In 1750, French scientist Bouguer used the “plumb line method” principle to measure the weight of the earth on the top of Chimborazo, Ecuador, in South America, but the small gravitational force between the mountain and the lead ball was affected by the mountain wind and various Therefore, the experiment was not successful.
In 1774, British scientist Neville Muskelling once again used the “plumb line method” to conduct experiments on a steep cliff in Perthshire. During the experiment, he tried to avoid the influence of mountain wind and vibration, but it still ended in failure.
In the journey of measuring the weight of the earth, although many scientists have returned without success, there are always devout “pilgrims” “going forward” on the road of science and truth.
In 1750, Cavendish, who had just turned 19 years old, asked John Michel of Cambridge University for advice and mastered a set of measurement methods: hanging a magnetic needle in the middle of a rope, and expressing the magnitude of the force by the degree of twist of the string, And through this method, the method of measuring tiny force is derived. He tied two small lead balls to both ends of a slender rod, and then hoisted it from the middle, and slowly approached the two large lead balls to the small one. Due to the action of gravity, the small lead ball would rotate slightly . By calculating the degree of twisting of the small lead ball, we can measure the magnitude of the gravitational force between the two balls, and then calculate the weight of the earth. However, despite numerous experiments, Cavendish was unsuccessful.

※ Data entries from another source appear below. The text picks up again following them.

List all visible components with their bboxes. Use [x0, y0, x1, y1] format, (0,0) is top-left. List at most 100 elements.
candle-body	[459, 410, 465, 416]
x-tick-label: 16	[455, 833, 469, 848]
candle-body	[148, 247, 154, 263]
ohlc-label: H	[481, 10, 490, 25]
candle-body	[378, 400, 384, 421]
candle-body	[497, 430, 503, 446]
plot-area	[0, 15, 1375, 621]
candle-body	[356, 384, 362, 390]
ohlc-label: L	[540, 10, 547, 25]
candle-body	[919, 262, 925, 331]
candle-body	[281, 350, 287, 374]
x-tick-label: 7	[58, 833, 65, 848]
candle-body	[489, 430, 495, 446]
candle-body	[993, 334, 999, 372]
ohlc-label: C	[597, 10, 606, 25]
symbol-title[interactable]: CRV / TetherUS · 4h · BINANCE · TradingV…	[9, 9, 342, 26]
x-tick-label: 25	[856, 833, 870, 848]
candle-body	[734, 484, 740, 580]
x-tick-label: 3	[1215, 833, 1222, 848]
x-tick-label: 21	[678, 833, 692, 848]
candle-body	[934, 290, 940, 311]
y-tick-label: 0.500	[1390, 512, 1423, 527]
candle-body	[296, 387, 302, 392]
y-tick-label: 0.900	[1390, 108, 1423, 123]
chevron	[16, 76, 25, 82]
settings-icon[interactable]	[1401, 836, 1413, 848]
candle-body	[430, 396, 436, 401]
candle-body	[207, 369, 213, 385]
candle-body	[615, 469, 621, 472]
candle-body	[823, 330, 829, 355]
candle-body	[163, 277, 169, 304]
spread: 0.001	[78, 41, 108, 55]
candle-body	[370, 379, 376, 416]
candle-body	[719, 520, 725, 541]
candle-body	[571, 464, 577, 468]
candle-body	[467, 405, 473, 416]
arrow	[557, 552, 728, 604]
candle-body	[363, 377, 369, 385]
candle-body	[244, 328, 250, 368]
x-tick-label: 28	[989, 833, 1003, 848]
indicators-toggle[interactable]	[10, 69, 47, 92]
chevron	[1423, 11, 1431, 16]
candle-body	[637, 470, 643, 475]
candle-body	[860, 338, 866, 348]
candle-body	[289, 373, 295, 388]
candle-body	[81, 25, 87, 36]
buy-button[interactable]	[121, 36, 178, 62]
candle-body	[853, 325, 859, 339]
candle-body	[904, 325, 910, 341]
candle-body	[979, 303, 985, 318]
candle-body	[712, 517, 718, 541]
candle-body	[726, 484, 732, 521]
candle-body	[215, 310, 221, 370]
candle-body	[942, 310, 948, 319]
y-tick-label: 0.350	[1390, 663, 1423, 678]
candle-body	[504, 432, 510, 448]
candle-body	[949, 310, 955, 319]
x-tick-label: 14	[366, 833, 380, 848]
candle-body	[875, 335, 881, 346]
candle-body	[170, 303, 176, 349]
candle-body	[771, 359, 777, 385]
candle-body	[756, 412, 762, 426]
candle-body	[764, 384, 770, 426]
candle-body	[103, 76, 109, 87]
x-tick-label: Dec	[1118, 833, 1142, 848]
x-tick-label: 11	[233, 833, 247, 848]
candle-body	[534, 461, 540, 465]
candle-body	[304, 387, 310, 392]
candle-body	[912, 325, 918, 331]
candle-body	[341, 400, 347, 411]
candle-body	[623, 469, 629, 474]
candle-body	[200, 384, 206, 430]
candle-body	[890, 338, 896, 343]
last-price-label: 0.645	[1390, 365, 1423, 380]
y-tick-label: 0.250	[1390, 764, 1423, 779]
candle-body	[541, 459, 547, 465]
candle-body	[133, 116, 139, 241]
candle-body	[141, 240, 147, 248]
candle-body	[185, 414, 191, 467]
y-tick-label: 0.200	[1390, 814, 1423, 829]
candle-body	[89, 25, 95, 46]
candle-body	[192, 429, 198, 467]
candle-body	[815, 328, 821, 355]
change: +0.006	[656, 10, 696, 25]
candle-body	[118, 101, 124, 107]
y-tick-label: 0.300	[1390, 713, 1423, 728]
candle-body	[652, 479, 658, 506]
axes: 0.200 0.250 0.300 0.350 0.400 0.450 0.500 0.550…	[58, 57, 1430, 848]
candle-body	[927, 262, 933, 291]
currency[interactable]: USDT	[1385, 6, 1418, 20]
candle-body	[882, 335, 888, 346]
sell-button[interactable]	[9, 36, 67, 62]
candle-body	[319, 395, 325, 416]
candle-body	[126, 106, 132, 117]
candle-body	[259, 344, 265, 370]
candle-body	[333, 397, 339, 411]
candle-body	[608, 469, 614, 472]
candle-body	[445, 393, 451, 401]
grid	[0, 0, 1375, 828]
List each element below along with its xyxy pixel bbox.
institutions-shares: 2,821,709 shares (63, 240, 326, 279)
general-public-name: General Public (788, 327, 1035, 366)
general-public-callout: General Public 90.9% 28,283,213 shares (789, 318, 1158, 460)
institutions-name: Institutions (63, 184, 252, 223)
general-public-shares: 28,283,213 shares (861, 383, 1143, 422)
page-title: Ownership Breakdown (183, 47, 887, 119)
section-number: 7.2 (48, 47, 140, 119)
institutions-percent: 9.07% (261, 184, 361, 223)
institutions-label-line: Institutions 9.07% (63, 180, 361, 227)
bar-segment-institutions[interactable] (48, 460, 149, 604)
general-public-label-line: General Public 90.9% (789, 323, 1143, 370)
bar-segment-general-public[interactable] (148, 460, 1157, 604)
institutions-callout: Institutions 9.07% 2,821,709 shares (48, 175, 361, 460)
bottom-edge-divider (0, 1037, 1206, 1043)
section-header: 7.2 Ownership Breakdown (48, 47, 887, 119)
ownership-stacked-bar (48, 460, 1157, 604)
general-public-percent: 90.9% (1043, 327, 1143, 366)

After repeated defeats and repeated defeats, Cavendish has made breakthroughs after repeated scrutiny and improvement. After many attempts with light and the like, he finally eliminated all distractions and created an instrument that could measure tiny forces, which he called a “torsion balance.”
Cavendish twist experiment
It took Cavendish nearly 50 years to finally measure the weight of the Earth in 1798—about 60 trillion gigatons. In 1810, the unmarried Cavendish died in London, England. He spent his life only for one value; his great achievements played a crucial role in astrometry; his “torsion balance” was recorded in history. , he is also known as “the first person to call the earth”!